In the identical way, as in the primary part, I used to be getting Twitter posts with the hashtag “#climate”. The result looks like this:

We actually don’t need the text or user id, but it could possibly be useful for “debugging”, to see how the unique tweet looks. For future processing, we’ll must know the day, time, and hour of every tweet. Let’s add columns to the dataframe:

def get_time(dt: datetime.datetime):
""" Get time and minute from datetime """
return dt.time()

def get_date(dt: datetime.datetime):
""" Get date from datetime """
return dt.date()

def get_hour(dt: datetime.datetime):
""" Get time and minute from datetime """
return dt.hour

df["date"] = df['created_at'].map(get_date)
df["time"] = df['created_at'].map(get_time)
df["hour"] = df['created_at'].map(get_hour)

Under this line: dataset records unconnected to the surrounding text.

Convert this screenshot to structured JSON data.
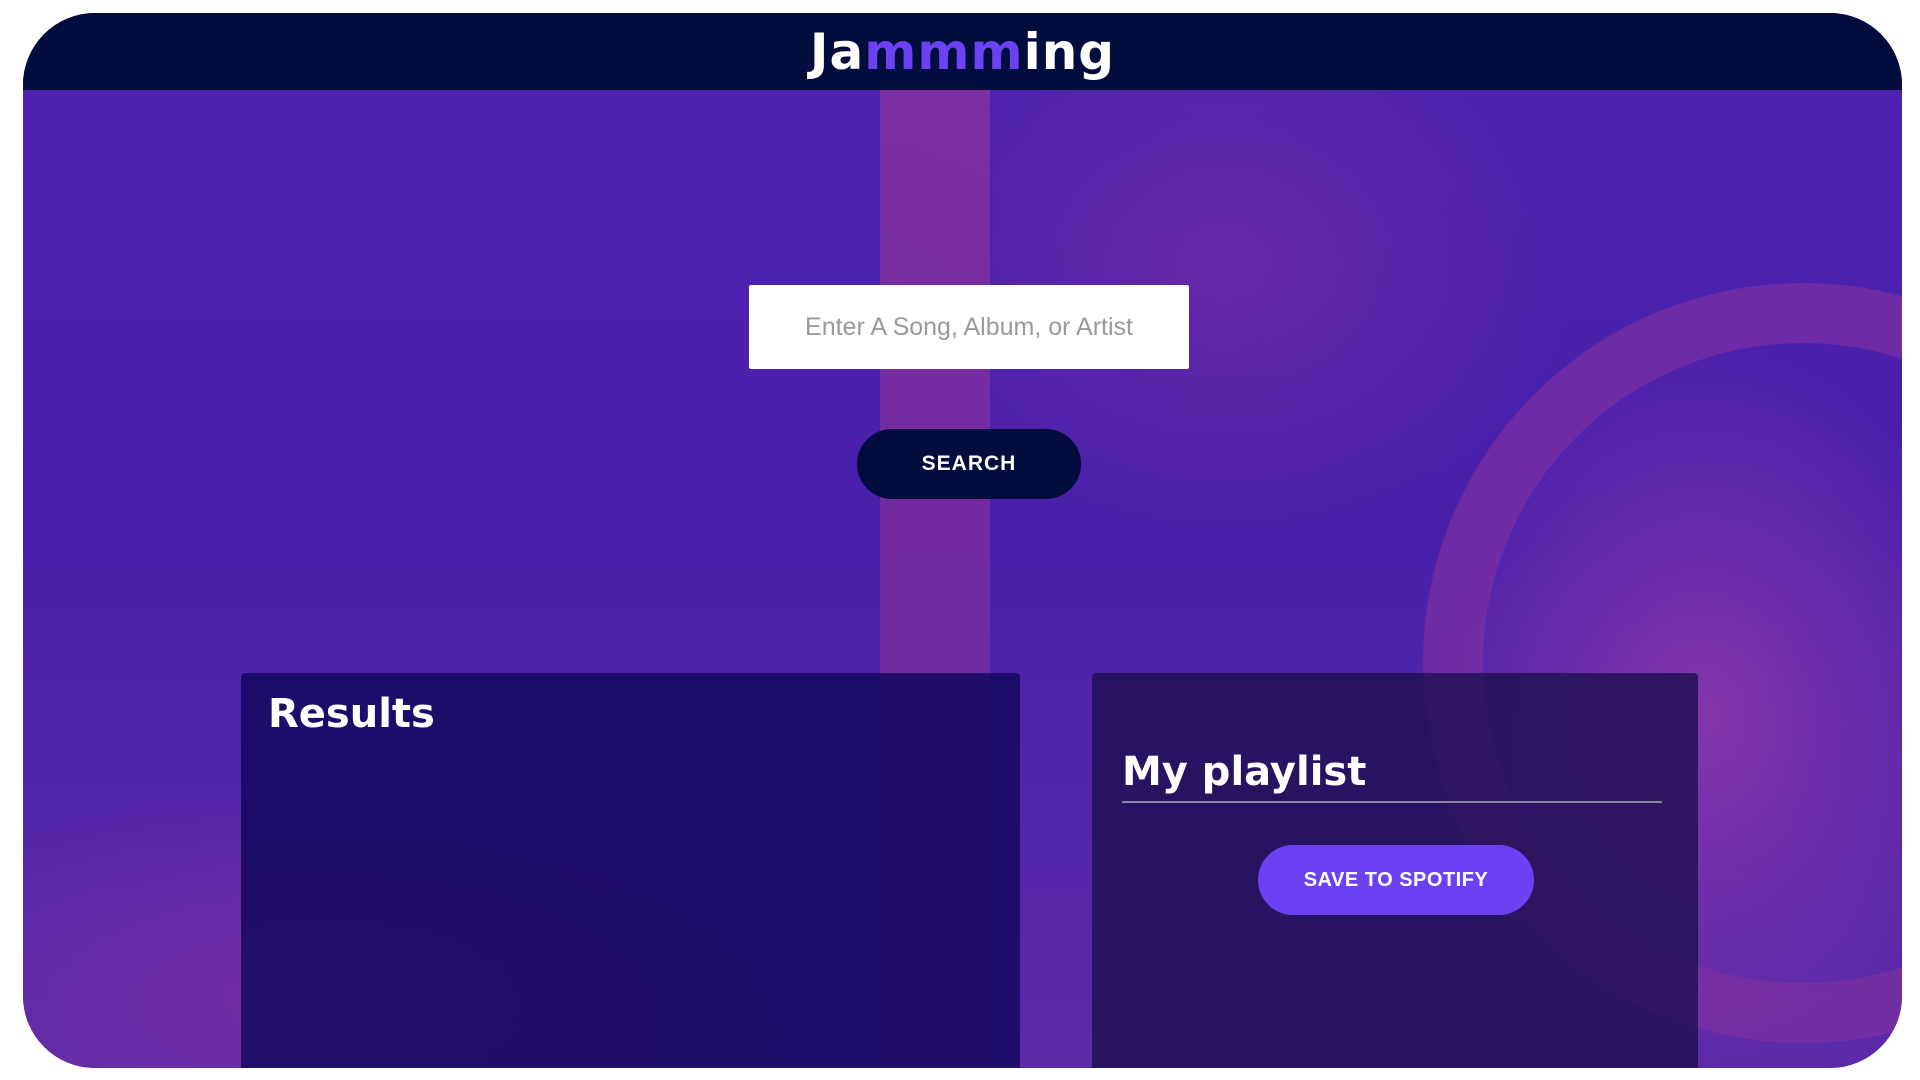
{
  "app": {
    "logo_start": "Ja",
    "logo_accent": "mmm",
    "logo_end": "ing"
  },
  "search": {
    "placeholder": "Enter A Song, Album, or Artist",
    "value": "",
    "button_label": "SEARCH"
  },
  "results": {
    "title": "Results",
    "tracks": []
  },
  "playlist": {
    "name": "My playlist",
    "tracks": [],
    "save_label": "SAVE TO SPOTIFY"
  },
  "colors": {
    "header_bg": "#020d3e",
    "accent": "#6c41f3",
    "background": "#4a1fa8",
    "panel": "#14085f"
  }
}
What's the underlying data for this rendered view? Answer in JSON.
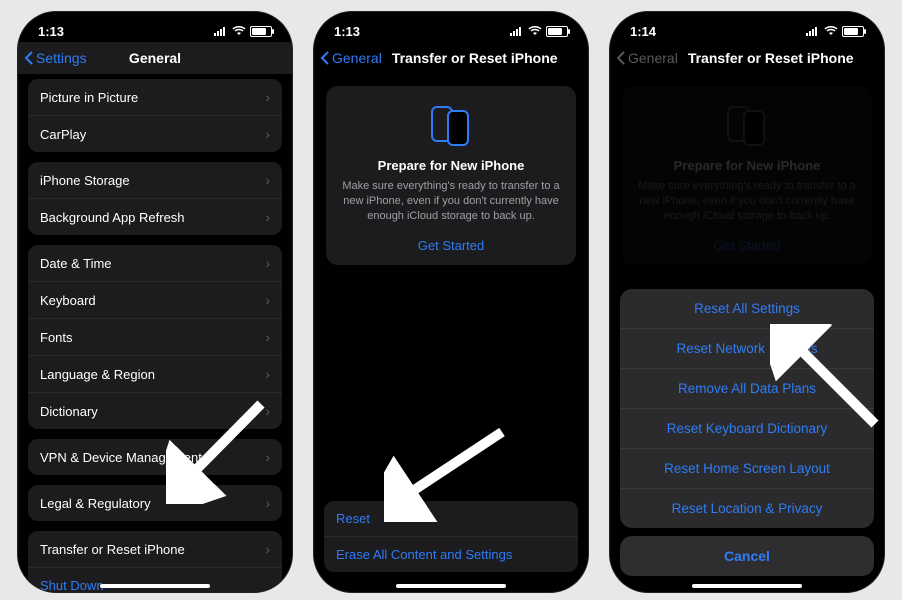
{
  "screens": [
    {
      "status": {
        "time": "1:13"
      },
      "nav": {
        "back": "Settings",
        "title": "General"
      },
      "groups": [
        {
          "rows": [
            {
              "label": "Picture in Picture",
              "chevron": true
            },
            {
              "label": "CarPlay",
              "chevron": true
            }
          ]
        },
        {
          "rows": [
            {
              "label": "iPhone Storage",
              "chevron": true
            },
            {
              "label": "Background App Refresh",
              "chevron": true
            }
          ]
        },
        {
          "rows": [
            {
              "label": "Date & Time",
              "chevron": true
            },
            {
              "label": "Keyboard",
              "chevron": true
            },
            {
              "label": "Fonts",
              "chevron": true
            },
            {
              "label": "Language & Region",
              "chevron": true
            },
            {
              "label": "Dictionary",
              "chevron": true
            }
          ]
        },
        {
          "rows": [
            {
              "label": "VPN & Device Management",
              "chevron": true
            }
          ]
        },
        {
          "rows": [
            {
              "label": "Legal & Regulatory",
              "chevron": true
            }
          ]
        },
        {
          "rows": [
            {
              "label": "Transfer or Reset iPhone",
              "chevron": true
            },
            {
              "label": "Shut Down",
              "link": true
            }
          ]
        }
      ]
    },
    {
      "status": {
        "time": "1:13"
      },
      "nav": {
        "back": "General",
        "title": "Transfer or Reset iPhone"
      },
      "card": {
        "title": "Prepare for New iPhone",
        "text": "Make sure everything's ready to transfer to a new iPhone, even if you don't currently have enough iCloud storage to back up.",
        "cta": "Get Started"
      },
      "bottom": [
        {
          "label": "Reset",
          "link": true
        },
        {
          "label": "Erase All Content and Settings",
          "link": true
        }
      ]
    },
    {
      "status": {
        "time": "1:14"
      },
      "nav": {
        "back": "General",
        "title": "Transfer or Reset iPhone",
        "dim_back": true
      },
      "card": {
        "title": "Prepare for New iPhone",
        "text": "Make sure everything's ready to transfer to a new iPhone, even if you don't currently have enough iCloud storage to back up.",
        "cta": "Get Started"
      },
      "sheet": {
        "options": [
          "Reset All Settings",
          "Reset Network Settings",
          "Remove All Data Plans",
          "Reset Keyboard Dictionary",
          "Reset Home Screen Layout",
          "Reset Location & Privacy"
        ],
        "cancel": "Cancel"
      }
    }
  ]
}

We are able to easily confirm the outcomes:

display(df[["user_name", "date", "time", "hour"]])

Now we’ve got all of the needed information, and we’re able to go.

2. General Insights

As we could see from the last screenshot, 199,278 messages were loaded; those are messages with a “#Climate” hashtag, which I collected inside several weeks. As a warm-up, let’s answer a straightforward query: what number of messages per day about climate were people posting on average?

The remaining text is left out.